Изменить стиль страницы

— Ну, чего ты от меня хочешь? Замуж? Вроде не с чего. Работы много? Не чужое, свое работаешь.

— Чужое.

— Вот те на… Старуха, слышишь?

— Слышу.

И уже вдвоем, наперебой начали втолковывать дочери:

— Отец-мать кто тебе, чужие? Умрем — все ваше будет. Для вас и копим. Не будь вас, детей, и мы бы семечки лущили. С тех, кои семечки лущат да хороводы водят, нечего брать пример. Расплатятся за хороводы нуждой, голодом.

Секлетка не слушала. У поганого ведра, в хлевах и амбарах сотни раз передумала она все это и утвердилась окончательно: работаю чужое, на водку отцу, на жадность матери. Говорят только: для вас копим, а пойдешь замуж — голую вытолкнут.

Стояла промежуточная между сенокосом и страдой пора. Девушки и молодухи от общих дел вернулись к своим. Как утро, выходят они из Надпорожной на Енисей с холстами, с ластиком, с мотками красных, синих и желтых ниток, шьют и вышивают для себя, для будущих мужей, для ожидаемых младенцев.

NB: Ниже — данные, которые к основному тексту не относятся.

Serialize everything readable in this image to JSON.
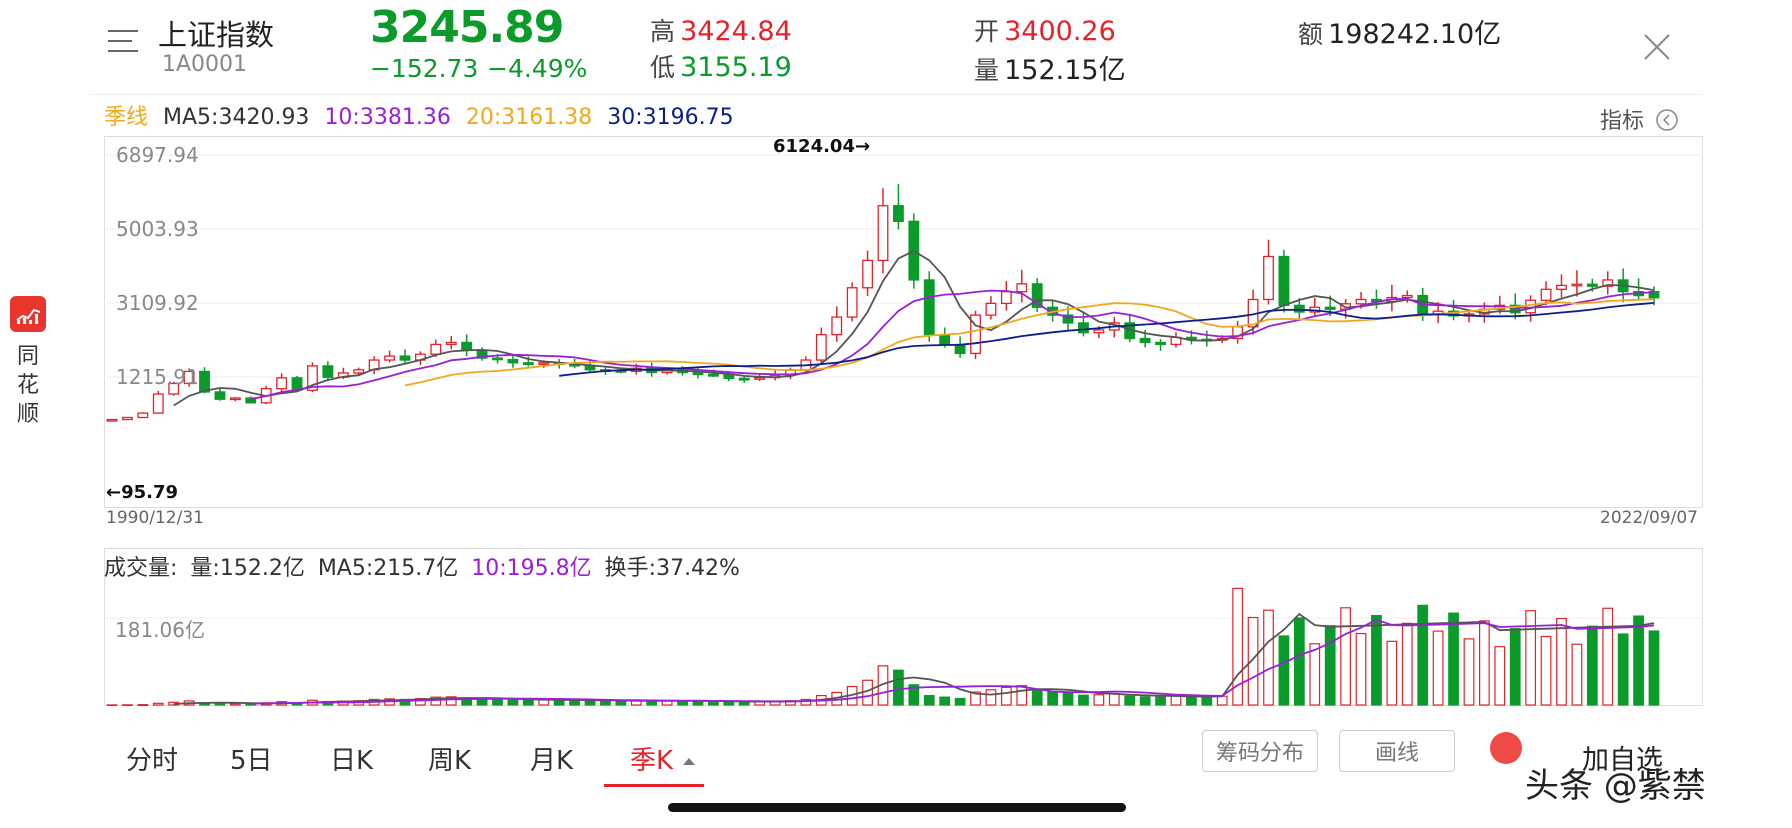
{
  "sidebar_app": {
    "name": "同花顺"
  },
  "header": {
    "name": "上证指数",
    "code": "1A0001",
    "last": "3245.89",
    "change": "−152.73",
    "change_pct": "−4.49%",
    "high_label": "高",
    "high": "3424.84",
    "low_label": "低",
    "low": "3155.19",
    "open_label": "开",
    "open": "3400.26",
    "volume_label": "量",
    "volume": "152.15亿",
    "amount_label": "额",
    "amount": "198242.10亿"
  },
  "ma_legend": {
    "period": "季线",
    "ma5": "MA5:3420.93",
    "ma10": "10:3381.36",
    "ma20": "20:3161.38",
    "ma30": "30:3196.75"
  },
  "indicator_button": "指标",
  "kline": {
    "y_ticks": [
      "6897.94",
      "5003.93",
      "3109.92",
      "1215.91"
    ],
    "max_marker": "6124.04→",
    "min_marker": "←95.79",
    "start_date": "1990/12/31",
    "end_date": "2022/09/07"
  },
  "volume_panel": {
    "title": "成交量:",
    "vol": "量:152.2亿",
    "ma5": "MA5:215.7亿",
    "ma10": "10:195.8亿",
    "turnover": "换手:37.42%",
    "y_tick": "181.06亿"
  },
  "tabs": [
    "分时",
    "5日",
    "日K",
    "周K",
    "月K",
    "季K"
  ],
  "active_tab": "季K",
  "buttons": {
    "chips": "筹码分布",
    "draw": "画线",
    "add_watch": "加自选"
  },
  "watermark": "头条 @紫禁",
  "colors": {
    "up": "#e3232a",
    "down": "#0a9b2a",
    "ma5": "#555555",
    "ma10": "#9b1fd6",
    "ma20": "#f0a81c",
    "ma30": "#0b1f8a"
  },
  "chart_data": {
    "type": "candlestick",
    "interval": "quarter",
    "x": [
      "1990/12/31",
      "2022/09/07"
    ],
    "y_axis_ticks": [
      6897.94,
      5003.93,
      3109.92,
      1215.91
    ],
    "max": 6124.04,
    "min": 95.79,
    "last_candle": {
      "open": 3400.26,
      "high": 3424.84,
      "low": 3155.19,
      "close": 3245.89
    },
    "closes": [
      127,
      180,
      292,
      780,
      1050,
      1358,
      833,
      647,
      678,
      555,
      917,
      1194,
      877,
      1500,
      1210,
      1320,
      1400,
      1650,
      1750,
      1650,
      1800,
      2050,
      2100,
      1900,
      1700,
      1660,
      1580,
      1540,
      1580,
      1555,
      1500,
      1400,
      1380,
      1360,
      1440,
      1330,
      1410,
      1330,
      1280,
      1270,
      1180,
      1160,
      1200,
      1260,
      1400,
      1650,
      2300,
      2750,
      3500,
      4200,
      5600,
      5200,
      3700,
      2300,
      2050,
      1820,
      2800,
      3100,
      3400,
      3600,
      3000,
      2800,
      2600,
      2350,
      2420,
      2600,
      2200,
      2100,
      2050,
      2230,
      2180,
      2170,
      2200,
      2500,
      3200,
      4300,
      3050,
      2880,
      3000,
      2950,
      3090,
      3200,
      3150,
      3250,
      3300,
      2820,
      2900,
      2780,
      2830,
      2950,
      3050,
      2860,
      3180,
      3460,
      3560,
      3590,
      3540,
      3700,
      3400,
      3300,
      3245
    ],
    "volume_yi": {
      "tick": 181.06,
      "last": 152.2,
      "ma5": 215.7,
      "ma10": 195.8
    }
  }
}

До вечерней зари плывут над рекой неторопливые задумчивые песни о венчальных кольцах, о шелковых лентах, о расплетенных косах. А у Секлетки такая злость вскипает от этих песен на отца, на мать, на все ходячее и лежачее богатство, что, была бы смелость, подсунула бы под него спичку.

У Павла в эту пору обычно проветривали пушнину. Маленьких на весь день увозили за реку собирать ягоды, сам и жена выходили на дорогу сторожить, а Секлетка развешивала по веревкам песцов, лис, трясла, чистила, пересыпала их нюхательным табаком и нафталином.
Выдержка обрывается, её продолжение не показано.